La Regione Lazio ha aperto alla possibilità di vaccinare con AstraZeneca ai volontari che lo desiderino e che non fanno parte delle fasce d’età al momento prioritarie.

Il ministro Speranza ha precisato anche che chi dovesse rifiutare la somministrazione del vaccino AstraZeneca finirà semplicemente in fondo alla fila e sarà l’ultimo dei vaccinati, in sostanza. Magari con l’eventualità che al momento della vaccinazione il siero disponibile sia di nuovo AstraZeneca.  Allo smarrimento suscitato dalle notizie su AstraZeneca si accompagna piuttosto una richiesta di informazioni, di rassicurazioni, da parte dei cittadini. «Non ci risulta un crollo» delle vaccinazioni con AstraZeneca, piuttosto una «maggiore richiesta di informazione». Lo ha puntualizzato il ministro della Salute, Roberto Speranza, rispondendo alle domande in conferenza stampa con il premier Mario Draghi.

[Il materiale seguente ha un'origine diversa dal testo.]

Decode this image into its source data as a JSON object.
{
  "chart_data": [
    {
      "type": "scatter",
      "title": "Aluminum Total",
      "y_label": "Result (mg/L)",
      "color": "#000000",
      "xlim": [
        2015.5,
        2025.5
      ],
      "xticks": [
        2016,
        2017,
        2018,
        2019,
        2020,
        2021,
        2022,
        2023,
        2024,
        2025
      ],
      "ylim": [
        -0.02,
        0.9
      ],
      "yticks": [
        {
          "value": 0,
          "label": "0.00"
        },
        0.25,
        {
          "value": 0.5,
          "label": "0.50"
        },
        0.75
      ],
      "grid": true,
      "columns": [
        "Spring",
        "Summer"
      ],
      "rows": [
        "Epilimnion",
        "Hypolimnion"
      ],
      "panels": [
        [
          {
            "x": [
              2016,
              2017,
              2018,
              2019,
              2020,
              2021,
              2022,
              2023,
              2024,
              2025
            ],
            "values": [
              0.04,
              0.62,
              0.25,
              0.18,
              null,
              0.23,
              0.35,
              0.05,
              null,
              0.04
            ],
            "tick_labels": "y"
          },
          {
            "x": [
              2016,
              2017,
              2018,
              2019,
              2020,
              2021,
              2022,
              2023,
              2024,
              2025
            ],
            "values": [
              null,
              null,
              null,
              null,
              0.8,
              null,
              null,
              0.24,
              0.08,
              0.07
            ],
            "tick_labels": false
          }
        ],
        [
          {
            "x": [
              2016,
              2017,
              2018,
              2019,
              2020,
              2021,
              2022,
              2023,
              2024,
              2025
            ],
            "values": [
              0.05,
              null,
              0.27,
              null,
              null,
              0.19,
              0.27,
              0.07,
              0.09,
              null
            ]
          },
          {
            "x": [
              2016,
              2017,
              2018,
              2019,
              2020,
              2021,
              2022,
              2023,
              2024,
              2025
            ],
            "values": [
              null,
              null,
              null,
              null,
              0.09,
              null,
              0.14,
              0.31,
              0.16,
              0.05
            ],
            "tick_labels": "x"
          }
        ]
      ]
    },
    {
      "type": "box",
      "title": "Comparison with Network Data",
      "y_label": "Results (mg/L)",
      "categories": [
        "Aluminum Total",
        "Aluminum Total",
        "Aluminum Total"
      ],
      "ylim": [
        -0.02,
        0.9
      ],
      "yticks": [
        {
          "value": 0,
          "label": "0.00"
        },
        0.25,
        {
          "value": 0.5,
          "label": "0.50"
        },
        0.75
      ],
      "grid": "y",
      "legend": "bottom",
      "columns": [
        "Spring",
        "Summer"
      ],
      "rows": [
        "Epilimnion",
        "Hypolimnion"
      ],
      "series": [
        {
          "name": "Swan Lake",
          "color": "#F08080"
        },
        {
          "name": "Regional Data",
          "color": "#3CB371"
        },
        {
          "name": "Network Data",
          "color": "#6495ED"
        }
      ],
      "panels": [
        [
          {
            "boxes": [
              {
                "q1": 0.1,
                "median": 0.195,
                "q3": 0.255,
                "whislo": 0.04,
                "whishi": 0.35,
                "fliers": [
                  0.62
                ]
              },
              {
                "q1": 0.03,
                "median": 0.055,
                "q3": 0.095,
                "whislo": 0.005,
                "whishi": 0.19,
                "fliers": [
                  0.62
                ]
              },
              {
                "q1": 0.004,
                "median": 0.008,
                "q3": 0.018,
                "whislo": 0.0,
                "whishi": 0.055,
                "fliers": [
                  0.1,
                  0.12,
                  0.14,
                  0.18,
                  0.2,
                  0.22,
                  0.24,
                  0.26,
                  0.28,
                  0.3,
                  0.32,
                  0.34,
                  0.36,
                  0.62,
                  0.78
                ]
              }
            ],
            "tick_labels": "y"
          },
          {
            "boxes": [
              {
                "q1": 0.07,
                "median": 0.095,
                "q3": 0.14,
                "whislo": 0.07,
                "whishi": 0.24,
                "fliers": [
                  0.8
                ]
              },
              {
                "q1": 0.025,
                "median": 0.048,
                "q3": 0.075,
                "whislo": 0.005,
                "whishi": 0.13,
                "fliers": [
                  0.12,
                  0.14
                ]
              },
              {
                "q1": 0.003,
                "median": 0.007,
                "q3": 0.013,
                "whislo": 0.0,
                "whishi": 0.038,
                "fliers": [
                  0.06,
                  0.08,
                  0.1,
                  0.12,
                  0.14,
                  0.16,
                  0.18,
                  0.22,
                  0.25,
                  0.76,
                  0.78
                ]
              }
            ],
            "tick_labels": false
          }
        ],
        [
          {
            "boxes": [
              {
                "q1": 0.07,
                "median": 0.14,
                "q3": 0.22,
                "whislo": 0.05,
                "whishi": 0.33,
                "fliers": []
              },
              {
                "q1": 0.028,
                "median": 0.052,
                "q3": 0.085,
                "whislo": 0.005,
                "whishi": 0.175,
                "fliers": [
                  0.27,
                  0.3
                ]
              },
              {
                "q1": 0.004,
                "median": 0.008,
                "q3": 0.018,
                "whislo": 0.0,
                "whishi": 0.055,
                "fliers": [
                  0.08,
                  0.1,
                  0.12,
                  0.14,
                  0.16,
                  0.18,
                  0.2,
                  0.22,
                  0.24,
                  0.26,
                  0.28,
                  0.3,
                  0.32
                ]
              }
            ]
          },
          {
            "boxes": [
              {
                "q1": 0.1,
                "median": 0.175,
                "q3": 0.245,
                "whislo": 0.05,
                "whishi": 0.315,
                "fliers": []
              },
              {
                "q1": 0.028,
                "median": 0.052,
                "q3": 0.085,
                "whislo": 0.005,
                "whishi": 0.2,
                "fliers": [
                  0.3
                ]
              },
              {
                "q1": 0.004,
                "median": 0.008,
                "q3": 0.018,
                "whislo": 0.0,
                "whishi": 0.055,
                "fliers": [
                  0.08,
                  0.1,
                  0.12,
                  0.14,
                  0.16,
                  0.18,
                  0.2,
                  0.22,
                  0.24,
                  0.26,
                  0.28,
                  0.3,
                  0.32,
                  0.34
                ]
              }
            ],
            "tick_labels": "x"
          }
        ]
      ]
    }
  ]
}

«Dagli hub vaccinali ci arriva una domanda piuttosto consistente, che credo sia legittima e giusta, di avere ulteriori informazioni su questo vaccino. Io ho avuto modo ieri di fronte al Parlamento, nell’informativa che ho fatto, di spiegare che è un vaccino efficace e sicuro che fa parte della nostra strategia su cui noi continuiamo a puntare».

«L’evidenza scientifica – prosegue Speranza – ci ha portato a una raccomandazione di natura anagrafica. Quindi in queste ore il vaccino AstraZeneca è utilizzato sopra i 60 anni e intendiamo continuare a utilizzarlo. I dati che ci arrivano dai territori sono incoraggianti. Chiaramente chi rifiuta questo vaccino va in coda e non ha una possibilità immediata di sostituirlo. Ma l’invito che noi facciamo a tutti gli italiani è di vaccinarsi perché tutti i vaccini di cui disponiamo sono egualmente efficaci e sicuri».